Math 300: Fundamental concepts of mathematics
Spring 2012

Instructor: Paul Hacking, LGRT 1235H,
TA: Nate Harman,

Classes: Mondays, Wednesdays, and Fridays, 12:20PM - 1:10PM, in LGRT 119.
Coseminar: Tuesdays, 4PM-4:50PM/5:05-5:55PM/6:10-7PM in LGRT 1322.
Office hours: Mondays 4-5PM and Tuesdays 3-4PM in LGRT 1235H (Paul Hacking); Thursdays 1:15-2:15PM and Fridays 2:30-3:30PM in LGRT 1117 (Nate Harman).

Course text: An introduction to mathematical thinking, by W. Gilbert and S. Vanstone, Prentice Hall 2004. googlebooks.

Prerequisites: Math 132.

Overview of course

The goal is that you learn to read, understand, and construct coherent, logically correct proofs, so that you may more easily make the transition from calculus to the more theoretical junior-senior courses, especially abstract algebra and modern analysis. Starting with explicit axioms and precisely stated definitions, you will systematically develop basic propositions about integers and modular arithmetic, induction and recursion, real numbers, infinite sets, and such other topics as time may allow. You will be provided with the needed background about logic, sets, and functions. For nearly every class you will create written mathematical proofs. You are expected to participate actively in class, including at the co-seminar.


We will cover Chapters 1-6 and 8 of the textbook.

Class log


There will be weekly homework, due at the beginning of Wednesday's class. (First homework due Wednesday 2/1/12.)

Homework sets


There will be two midterm exams and one final exam as follows: Midterm 1 Wednesday 2/29/12, 7-8:30PM, in LGRT 119; Midterm 2 Wednesday 4/11/12, 7-8:30PM, in LGRT 119; Final exam Tuesday 5/8/12, 10:30AM-12:30PM, in LGRC A301.

The syllabus for Midterm 1 is Chapters 1, 4, and 2 of the textbook. The review questions for Midterm 1 are here. The first midterm exam is here.

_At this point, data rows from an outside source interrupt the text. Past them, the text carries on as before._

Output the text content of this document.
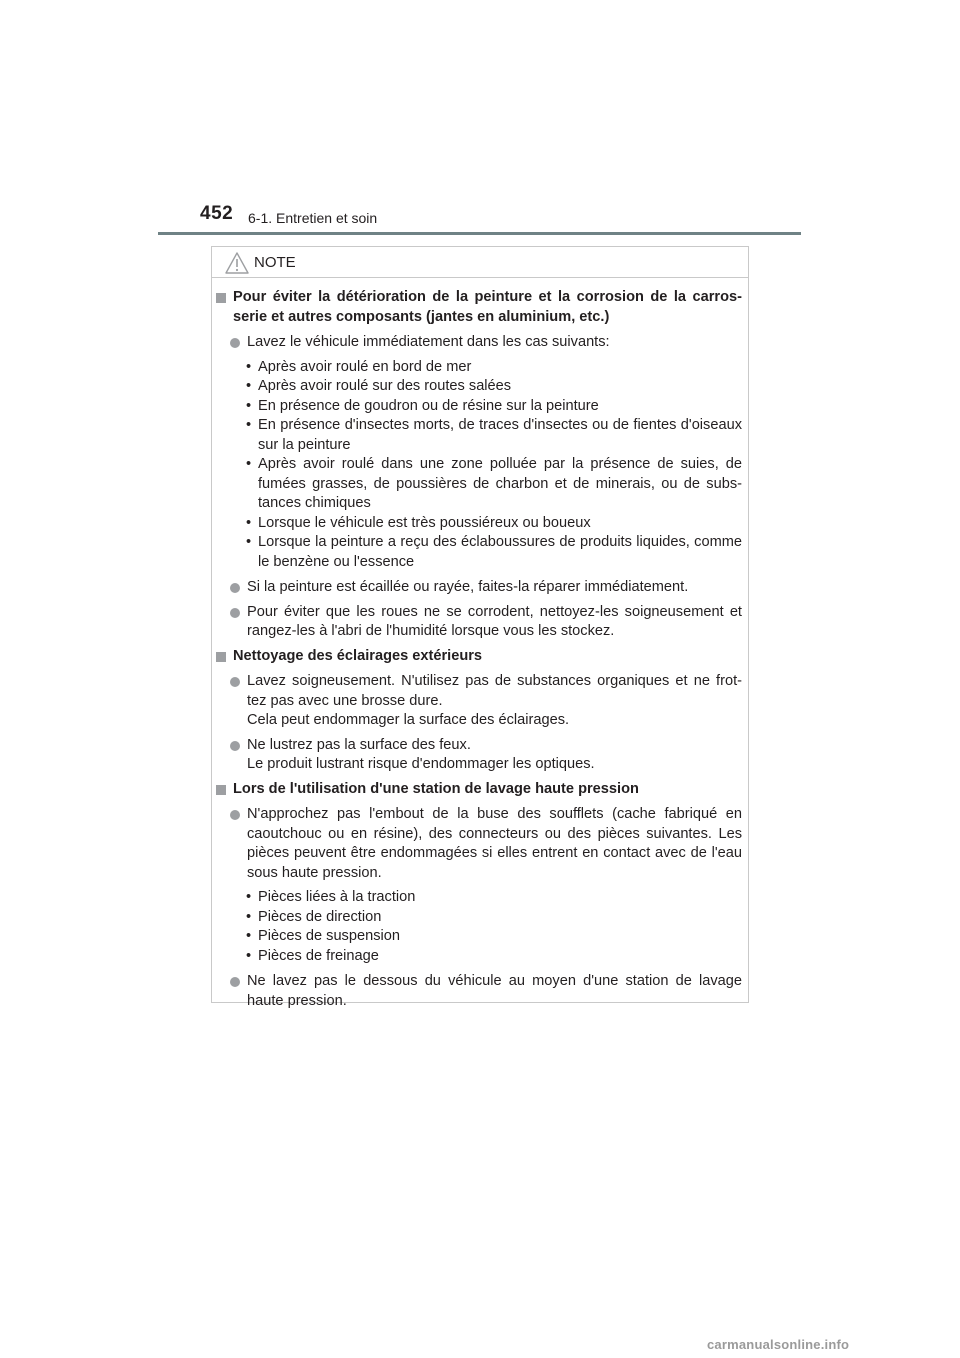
452 6-1. Entretien et soin
NOTE
Pour éviter la détérioration de la peinture et la corrosion de la carros- serie et autres composants (jantes en aluminium, etc.)
Lavez le véhicule immédiatement dans les cas suivants:
• Après avoir roulé en bord de mer
• Après avoir roulé sur des routes salées
• En présence de goudron ou de résine sur la peinture
• En présence d'insectes morts, de traces d'insectes ou de fientes d'oiseaux sur la peinture
• Après avoir roulé dans une zone polluée par la présence de suies, de fumées grasses, de poussières de charbon et de minerais, ou de subs- tances chimiques
• Lorsque le véhicule est très poussiéreux ou boueux
• Lorsque la peinture a reçu des éclaboussures de produits liquides, comme le benzène ou l'essence
Si la peinture est écaillée ou rayée, faites-la réparer immédiatement.
Pour éviter que les roues ne se corrodent, nettoyez-les soigneusement et rangez-les à l'abri de l'humidité lorsque vous les stockez.
Nettoyage des éclairages extérieurs
Lavez soigneusement. N'utilisez pas de substances organiques et ne frot- tez pas avec une brosse dure.
Cela peut endommager la surface des éclairages.
Ne lustrez pas la surface des feux.
Le produit lustrant risque d'endommager les optiques.
Lors de l'utilisation d'une station de lavage haute pression
N'approchez pas l'embout de la buse des soufflets (cache fabriqué en caoutchouc ou en résine), des connecteurs ou des pièces suivantes. Les pièces peuvent être endommagées si elles entrent en contact avec de l'eau sous haute pression.
• Pièces liées à la traction
• Pièces de direction
• Pièces de suspension
• Pièces de freinage
Ne lavez pas le dessous du véhicule au moyen d'une station de lavage haute pression.
carmanualsonline.info
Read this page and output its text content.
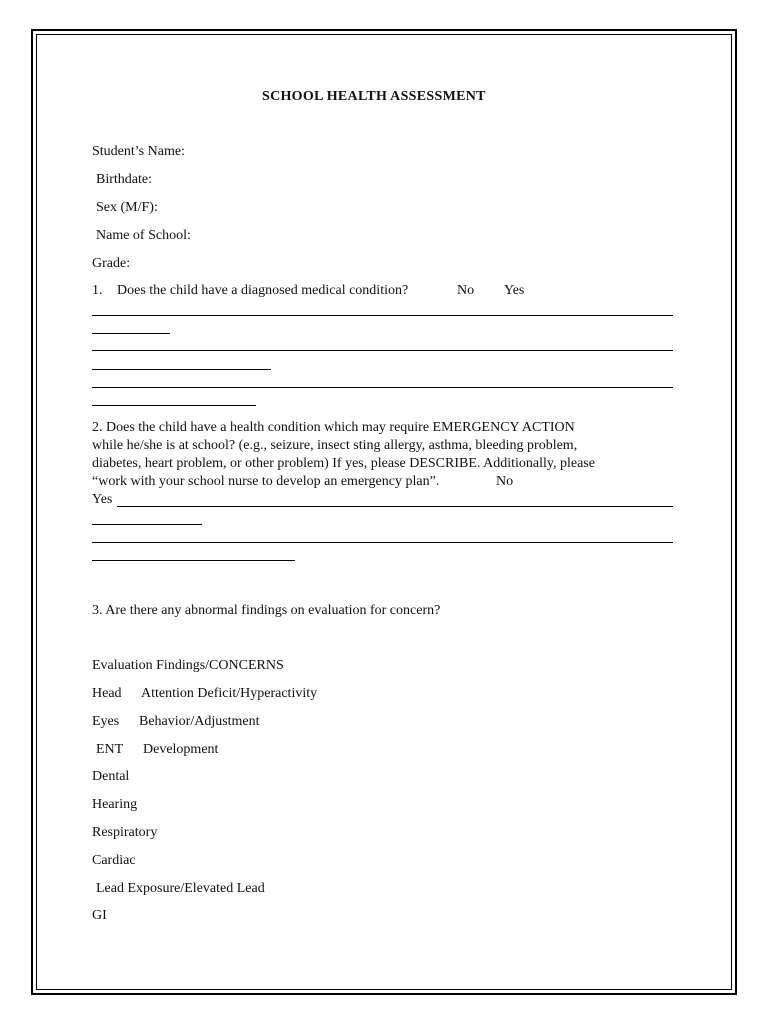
SCHOOL HEALTH ASSESSMENT
Student’s Name:
Birthdate:
Sex (M/F):
Name of School:
Grade:
1. Does the child have a diagnosed medical condition?	No Yes
2. Does the child have a health condition which may require EMERGENCY ACTION
while he/she is at school? (e.g., seizure, insect sting allergy, asthma, bleeding problem,
diabetes, heart problem, or other problem) If yes, please DESCRIBE. Additionally, please
“work with your school nurse to develop an emergency plan”.	No
Yes
3. Are there any abnormal findings on evaluation for concern?
Evaluation Findings/CONCERNS
Head Attention Deficit/Hyperactivity
Eyes Behavior/Adjustment
ENT Development
Dental
Hearing
Respiratory
Cardiac
Lead Exposure/Elevated Lead
GI
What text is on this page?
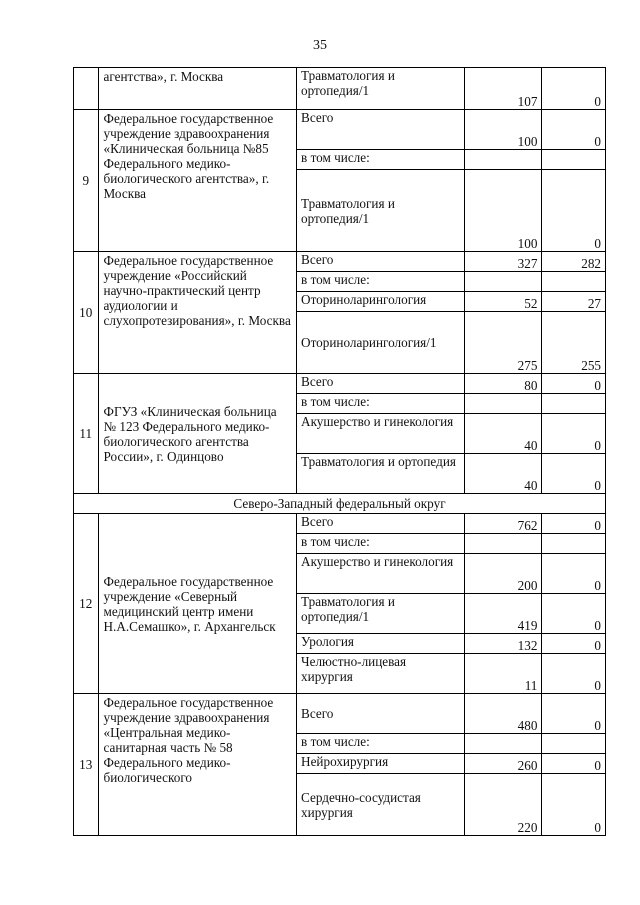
35
	агентства», г. Москва	Травматология и ортопедия/1	107	0
9	Федеральное государственное учреждение здравоохранения «Клиническая больница №85 Федерального медико-биологического агентства», г. Москва	Всего	100	0
		в том числе:		
		Травматология и ортопедия/1	100	0
10	Федеральное государственное учреждение «Российский научно-практический центр аудиологии и слухопротезирования», г. Москва	Всего	327	282
		в том числе:		
		Оториноларингология	52	27
		Оториноларингология/1	275	255
11	ФГУЗ «Клиническая больница № 123 Федерального медико-биологического агентства России», г. Одинцово	Всего	80	0
		в том числе:		
		Акушерство и гинекология	40	0
		Травматология и ортопедия	40	0
Северо-Западный федеральный округ				
12	Федеральное государственное учреждение «Северный медицинский центр имени Н.А.Семашко», г. Архангельск	Всего	762	0
		в том числе:		
		Акушерство и гинекология	200	0
		Травматология и ортопедия/1	419	0
		Урология	132	0
		Челюстно-лицевая хирургия	11	0
13	Федеральное государственное учреждение здравоохранения «Центральная медико-санитарная часть № 58 Федерального медико-биологического	Всего	480	0
		в том числе:		
		Нейрохирургия	260	0
		Сердечно-сосудистая хирургия	220	0
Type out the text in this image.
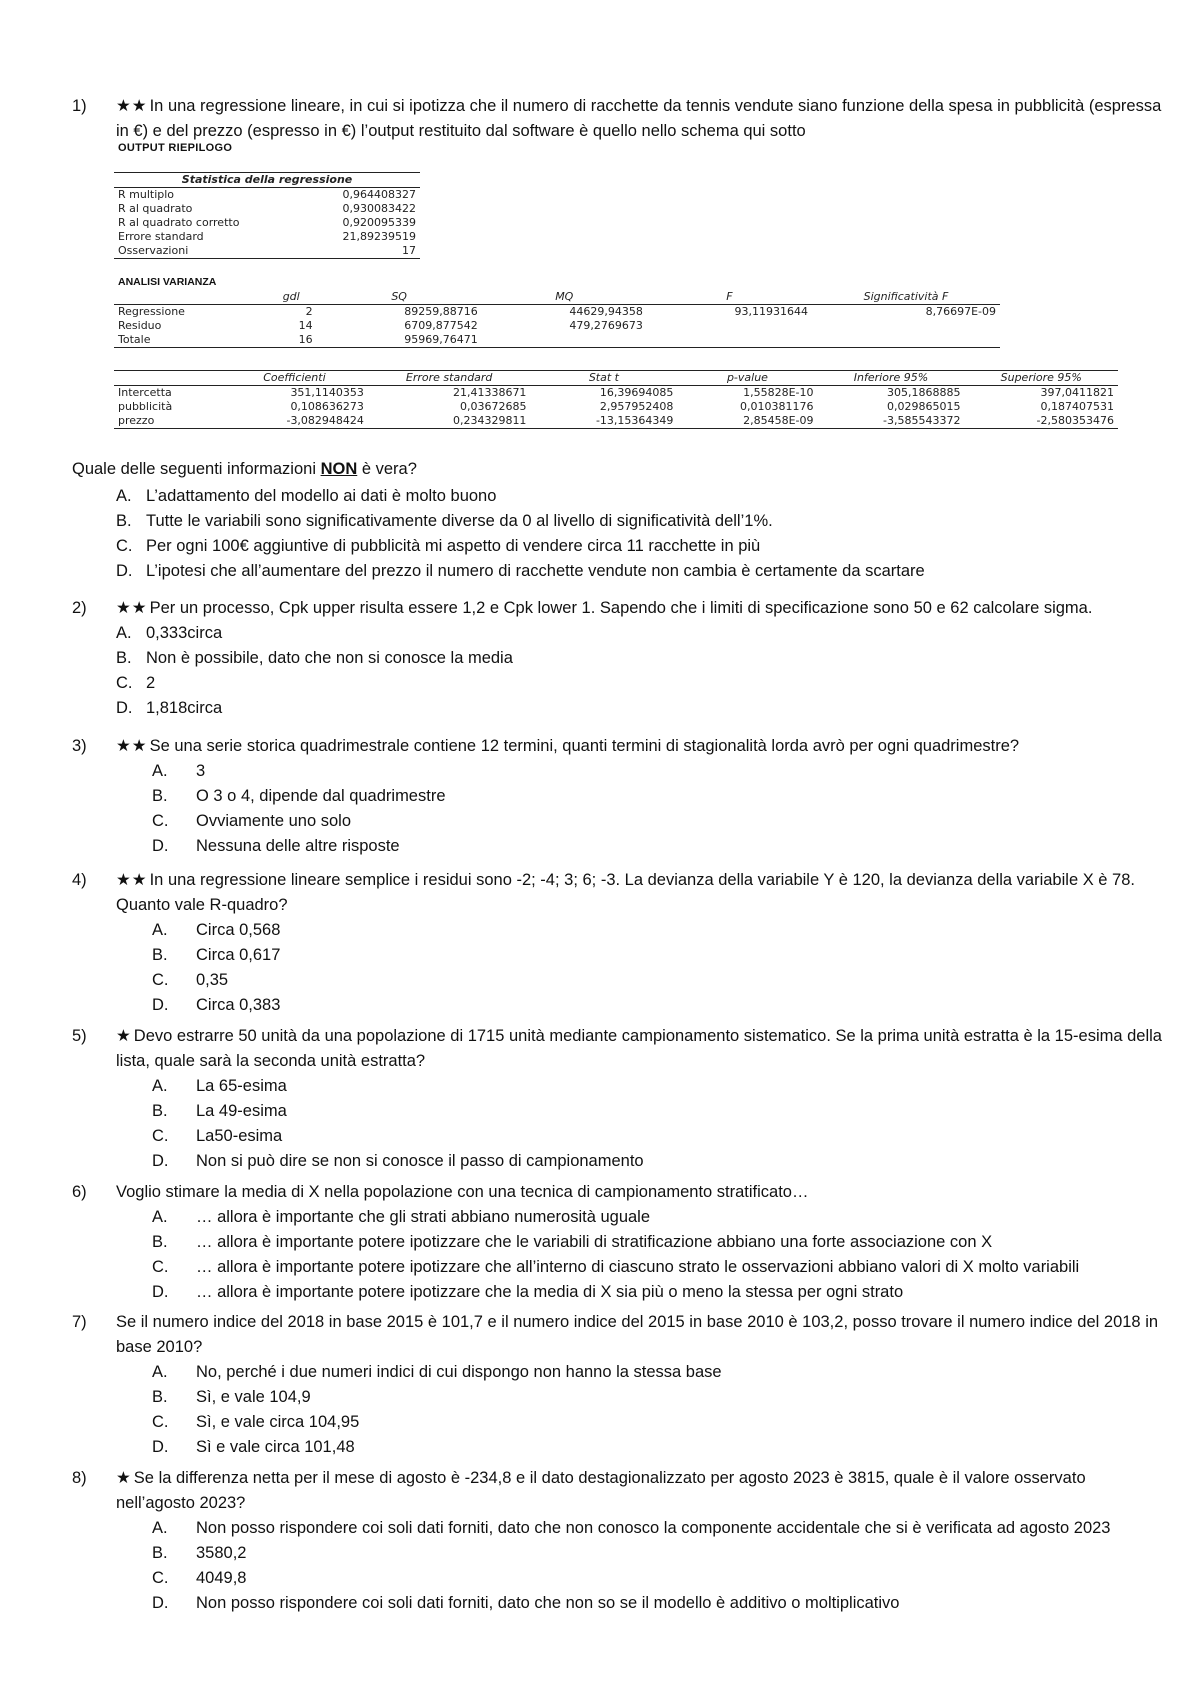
1)	★★ In una regressione lineare, in cui si ipotizza che il numero di racchette da tennis vendute siano funzione della spesa in pubblicità (espressa in €) e del prezzo (espresso in €) l’output restituito dal software è quello nello schema qui sotto
OUTPUT RIEPILOGO
Statistica della regressione	
R multiplo	0,964408327
R al quadrato	0,930083422
R al quadrato corretto	0,920095339
Errore standard	21,89239519
Osservazioni	17
ANALISI VARIANZA
	gdl	SQ	MQ	F	Significatività F
Regressione	2	89259,88716	44629,94358	93,11931644	8,76697E-09
Residuo	14	6709,877542	479,2769673		
Totale	16	95969,76471			
	Coefficienti	Errore standard	Stat t	p-value	Inferiore 95%	Superiore 95%
Intercetta	351,1140353	21,41338671	16,39694085	1,55828E-10	305,1868885	397,0411821
pubblicità	0,108636273	0,03672685	2,957952408	0,010381176	0,029865015	0,187407531
prezzo	-3,082948424	0,234329811	-13,15364349	2,85458E-09	-3,585543372	-2,580353476
Quale delle seguenti informazioni NON è vera?
A. L’adattamento del modello ai dati è molto buono
B. Tutte le variabili sono significativamente diverse da 0 al livello di significatività dell’1%.
C. Per ogni 100€ aggiuntive di pubblicità mi aspetto di vendere circa 11 racchette in più
D. L’ipotesi che all’aumentare del prezzo il numero di racchette vendute non cambia è certamente da scartare
2)	★★ Per un processo, Cpk upper risulta essere 1,2 e Cpk lower 1. Sapendo che i limiti di specificazione sono 50 e 62 calcolare sigma.
A. 0,333circa
B. Non è possibile, dato che non si conosce la media
C. 2
D. 1,818circa
3)	★★ Se una serie storica quadrimestrale contiene 12 termini, quanti termini di stagionalità lorda avrò per ogni quadrimestre?
A.	3
B.	O 3 o 4, dipende dal quadrimestre
C.	Ovviamente uno solo
D.	Nessuna delle altre risposte
4)	★★ In una regressione lineare semplice i residui sono -2; -4; 3; 6; -3. La devianza della variabile Y è 120, la devianza della variabile X è 78. Quanto vale R-quadro?
A.	Circa 0,568
B.	Circa 0,617
C.	0,35
D.	Circa 0,383
5)	★ Devo estrarre 50 unità da una popolazione di 1715 unità mediante campionamento sistematico. Se la prima unità estratta è la 15-esima della lista, quale sarà la seconda unità estratta?
A.	La 65-esima
B.	La 49-esima
C.	La50-esima
D.	Non si può dire se non si conosce il passo di campionamento
6)	Voglio stimare la media di X nella popolazione con una tecnica di campionamento stratificato…
A.	… allora è importante che gli strati abbiano numerosità uguale
B.	… allora è importante potere ipotizzare che le variabili di stratificazione abbiano una forte associazione con X
C.	… allora è importante potere ipotizzare che all’interno di ciascuno strato le osservazioni abbiano valori di X molto variabili
D.	… allora è importante potere ipotizzare che la media di X sia più o meno la stessa per ogni strato
7)	Se il numero indice del 2018 in base 2015 è 101,7 e il numero indice del 2015 in base 2010 è 103,2, posso trovare il numero indice del 2018 in base 2010?
A.	No, perché i due numeri indici di cui dispongo non hanno la stessa base
B.	Sì, e vale 104,9
C.	Sì, e vale circa 104,95
D.	Sì e vale circa 101,48
8)	★ Se la differenza netta per il mese di agosto è -234,8 e il dato destagionalizzato per agosto 2023 è 3815, quale è il valore osservato nell’agosto 2023?
A.	Non posso rispondere coi soli dati forniti, dato che non conosco la componente accidentale che si è verificata ad agosto 2023
B.	3580,2
C.	4049,8
D.	Non posso rispondere coi soli dati forniti, dato che non so se il modello è additivo o moltiplicativo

Midterm 2 will cover the material up to and including cardinality, with a strong emphasis on the material covered since Midterm 1, that is, congruence, equivalence relations, functions, and cardinality (corresponding to Homeworks 5,6,7,8 and the review questions, and roughly corresponding to Chapters 3,5,6 of the textbook). The review questions for Midterm 2 are here. The second midterm exam is here.

The final exam will cover the whole course, corresponding to Chapters 1,2,3,4,5,6, and 8 of the textbook. The review questions for the final exam are here.

Calculators, notes, and the textbook are not allowed on exams and quizzes. You should bring your student ID (UCard) to each exam.


Your course grade will be computed as follows: Homeworks and quizzes 30%, Midterm exams 20% each, Final exam 30%.